Adventures in Cake

It’s been two years since I made a cake, and never have I made one for a wedding. Wedding cakes are scary because that is a moment in time that can never be regained if it goes wrong. When my friends Glenn and Val asked me to make their wedding cake I was honored they trusted me with it, and at the same time terrified of letting them down.

A couple of months ago I started making the orchids. My Facebook friends are probably sick of looking at my instagram progress photos of these orchids.

It was challenging at first because once the various parts dry they can be rather fragile.

Wiring them together took a little finesse.

Once I finished the flowers and wired them into a spray I thought I was pretty much home free. This was the hardest part, right? I was a little worried that the heavy flowers would tear away from the fondant, but I already had a plan if that happened.

My friend Pam was generous enough to offer to do the actual baking, which helped me a lot. And boy oh boy, her cakes and fillings are delicious! I just had a bite of cake, OK 3 bites of cake, from the first in a long line of things that went wrong. As I said, it’s been over 2 years since I made a cake, so one of my layers was a dismal and yet delicious leaning tower of fail. My poor husband has offered to eat the evidence, because that’s the kind of guy he is. Always willing to take one for the team.

All day I torted, filled, stacked and buttercreamed cakes. After all 4 cakes chilled out in the fridge I started covering them in fondant. At the end of July in Nevada (where it’s drier than a sawdust sandwich) working with fondant is tricky because it dries and cracks really easily, especially on 95* days. Each cake I covered in fondant, I set aside on the counter because once you put fondant in the fridge it hardens into an impenetrable force field that just laughs at cake knives.

Did I mention it was 95*? And that I don’t have air conditioning? And since my internal thermostat has decided that 95* is perfectly comfortable, I didn’t notice how hot it was in the house. The buttercream under the fondant started to melt. My perfect (ok, almost perfect) layers now sported more ripples than a shar-pei as the fondant sagged and slid down the sides of the cakes.

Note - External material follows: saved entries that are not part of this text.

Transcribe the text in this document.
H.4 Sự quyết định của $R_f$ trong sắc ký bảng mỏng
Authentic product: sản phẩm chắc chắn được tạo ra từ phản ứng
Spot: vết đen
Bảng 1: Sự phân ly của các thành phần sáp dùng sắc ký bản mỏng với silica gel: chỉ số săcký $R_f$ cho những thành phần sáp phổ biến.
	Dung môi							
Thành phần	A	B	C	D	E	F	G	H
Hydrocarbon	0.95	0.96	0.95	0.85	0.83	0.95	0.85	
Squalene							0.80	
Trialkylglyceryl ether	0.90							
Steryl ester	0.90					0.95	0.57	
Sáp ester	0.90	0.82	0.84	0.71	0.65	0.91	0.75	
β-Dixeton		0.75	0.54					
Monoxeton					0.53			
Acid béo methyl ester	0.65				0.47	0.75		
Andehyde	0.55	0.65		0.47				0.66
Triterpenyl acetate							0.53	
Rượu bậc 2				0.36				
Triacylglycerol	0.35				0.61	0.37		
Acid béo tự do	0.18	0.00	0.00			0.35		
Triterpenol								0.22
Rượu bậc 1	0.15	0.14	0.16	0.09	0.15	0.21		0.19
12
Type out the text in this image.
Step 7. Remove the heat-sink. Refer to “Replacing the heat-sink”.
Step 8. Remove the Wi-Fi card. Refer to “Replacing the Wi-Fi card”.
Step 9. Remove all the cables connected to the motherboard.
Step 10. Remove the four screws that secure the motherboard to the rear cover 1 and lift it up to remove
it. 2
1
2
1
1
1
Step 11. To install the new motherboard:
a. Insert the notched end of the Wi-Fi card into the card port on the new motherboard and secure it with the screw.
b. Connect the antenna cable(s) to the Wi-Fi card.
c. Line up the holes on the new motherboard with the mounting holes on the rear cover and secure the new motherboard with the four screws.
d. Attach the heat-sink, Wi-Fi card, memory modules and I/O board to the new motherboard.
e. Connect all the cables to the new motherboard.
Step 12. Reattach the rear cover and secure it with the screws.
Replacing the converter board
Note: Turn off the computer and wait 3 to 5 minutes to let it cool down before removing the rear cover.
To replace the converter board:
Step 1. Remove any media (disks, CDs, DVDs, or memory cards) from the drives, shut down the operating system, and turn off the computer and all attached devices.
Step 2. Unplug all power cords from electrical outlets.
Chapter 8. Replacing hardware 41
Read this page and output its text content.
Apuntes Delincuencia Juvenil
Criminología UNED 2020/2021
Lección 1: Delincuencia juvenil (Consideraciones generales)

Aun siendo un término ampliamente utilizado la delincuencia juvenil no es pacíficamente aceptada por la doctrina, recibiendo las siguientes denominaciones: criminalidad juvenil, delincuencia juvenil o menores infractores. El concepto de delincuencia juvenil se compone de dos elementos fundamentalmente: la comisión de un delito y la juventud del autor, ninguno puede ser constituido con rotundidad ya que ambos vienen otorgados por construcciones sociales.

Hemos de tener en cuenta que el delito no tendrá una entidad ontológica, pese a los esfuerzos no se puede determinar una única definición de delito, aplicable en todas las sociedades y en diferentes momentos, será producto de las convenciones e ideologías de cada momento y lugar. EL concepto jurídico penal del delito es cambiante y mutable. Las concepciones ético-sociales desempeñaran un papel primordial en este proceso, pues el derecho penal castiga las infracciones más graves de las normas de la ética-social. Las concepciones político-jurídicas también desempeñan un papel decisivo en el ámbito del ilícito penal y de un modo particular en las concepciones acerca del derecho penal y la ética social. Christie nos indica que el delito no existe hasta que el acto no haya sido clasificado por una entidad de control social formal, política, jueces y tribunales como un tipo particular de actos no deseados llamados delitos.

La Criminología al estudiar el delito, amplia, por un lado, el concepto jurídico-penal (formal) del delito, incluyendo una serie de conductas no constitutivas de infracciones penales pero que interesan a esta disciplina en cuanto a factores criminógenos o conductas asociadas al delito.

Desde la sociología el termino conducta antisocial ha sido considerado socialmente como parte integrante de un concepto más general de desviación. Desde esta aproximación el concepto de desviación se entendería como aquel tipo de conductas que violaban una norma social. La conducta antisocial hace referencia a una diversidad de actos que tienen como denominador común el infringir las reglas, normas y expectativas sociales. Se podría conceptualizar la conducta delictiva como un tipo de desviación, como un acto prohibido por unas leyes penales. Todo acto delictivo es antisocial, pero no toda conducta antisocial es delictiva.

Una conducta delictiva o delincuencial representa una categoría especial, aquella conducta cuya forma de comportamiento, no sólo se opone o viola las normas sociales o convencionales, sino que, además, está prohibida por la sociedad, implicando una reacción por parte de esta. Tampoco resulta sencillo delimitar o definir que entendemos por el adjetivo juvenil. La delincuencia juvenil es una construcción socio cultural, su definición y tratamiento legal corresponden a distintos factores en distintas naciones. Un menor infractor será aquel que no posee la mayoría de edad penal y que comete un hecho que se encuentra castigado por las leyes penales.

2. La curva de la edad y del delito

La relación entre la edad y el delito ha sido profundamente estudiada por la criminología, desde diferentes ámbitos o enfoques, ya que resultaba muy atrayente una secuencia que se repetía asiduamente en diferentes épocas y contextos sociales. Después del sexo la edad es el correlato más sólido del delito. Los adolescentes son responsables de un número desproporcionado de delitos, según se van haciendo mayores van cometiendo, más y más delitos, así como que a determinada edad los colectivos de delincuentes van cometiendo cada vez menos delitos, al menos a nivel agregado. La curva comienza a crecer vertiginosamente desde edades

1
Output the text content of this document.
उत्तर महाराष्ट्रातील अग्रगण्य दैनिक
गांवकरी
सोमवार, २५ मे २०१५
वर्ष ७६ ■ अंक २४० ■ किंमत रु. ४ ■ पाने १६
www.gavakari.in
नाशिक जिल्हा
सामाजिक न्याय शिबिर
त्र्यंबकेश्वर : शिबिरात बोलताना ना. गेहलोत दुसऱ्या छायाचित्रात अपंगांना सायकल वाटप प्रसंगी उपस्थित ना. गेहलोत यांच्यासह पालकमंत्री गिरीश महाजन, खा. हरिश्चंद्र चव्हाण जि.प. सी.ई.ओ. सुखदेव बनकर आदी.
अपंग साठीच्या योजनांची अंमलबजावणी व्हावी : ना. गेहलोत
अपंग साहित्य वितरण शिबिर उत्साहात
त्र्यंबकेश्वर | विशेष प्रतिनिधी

*cue meltdown that included pronouncements of NEVER AGAIN and I’M GETTING RID OF ALL MY CAKE STUFF” and much hand wringing*

Crashing and burning in front of a hundred people is not on my Life List.

Pam and I devised Plan B. I would go get yards and yards of sheer organza and tie it around the cakes to cover the ripples, because I definitely couldn’t take it like it was, and I just as definitely couldn’t show up empty handed. It was a wedding – there must be cake! And it must! not! suck! It would still be pretty, but it wouldn’t be what I had envisioned for this cake.

About 4:30 the next morning I decided that was bullshit and cheating and fuck me sideways if I’ll be beat by a cake and cranky-ass fondant. I carefully peeled the wrinkled, bubbled and cracked fondant off of every one of those cakes. I buttercreamed each one again and chucked them in the fridge. I was at the store when it opened to get more fondant, and I re-covered those cakes and slapped them in the fridge again as fast as I could because hard fondant was infinitely better than melted cakes.

After that all I had to do was get it there. On another 95* day, about an hour’s drive from my house, up the side of a mountain. Luckily the Yukon has rear A/C vents and we blasted the A/C the whole way there. I was a frozen nervous wreck by the time we got to the venue, but finally my luck had turned and we made it with the cakes intact. All I had to do was set it up and then it was out of my hands.

Apparently the Universe decided I’d had enough because I didn’t break any orchids or stick my finger in the side of the cake. It went together pretty much like I wanted it to, and it even looked straight and level. I took my first deep breath and set it free out into the world.

Every time I make one of these people ask me why I don’t do this for a living. I’ve considered it, but I’m not convinced it’s what I want to do. I don’t enjoy baking, so it was so nice to have Pam involved. She loves baking and doesn’t like decorating, while for me the baking is a necessary evil to get a medium with which to create edible art. If I had a setup like that each time, a cake business would be a lot more appealing.

Cake makes people happy. People love to look at it and they love to eat it. It’s always fun and gratifying to make something that makes people happy. It’s especially satisfying to make one you’re not sure you can actually pull off, and have it turn out well even after a cake disaster that seemed unrecoverable.

I always swear “never again” during the making when things are going wrong, because something always goes wrong, and then when it’s done I’m already thinking about another one, bigger and more complicated than the last.

It seems I’m not finished with cake yet.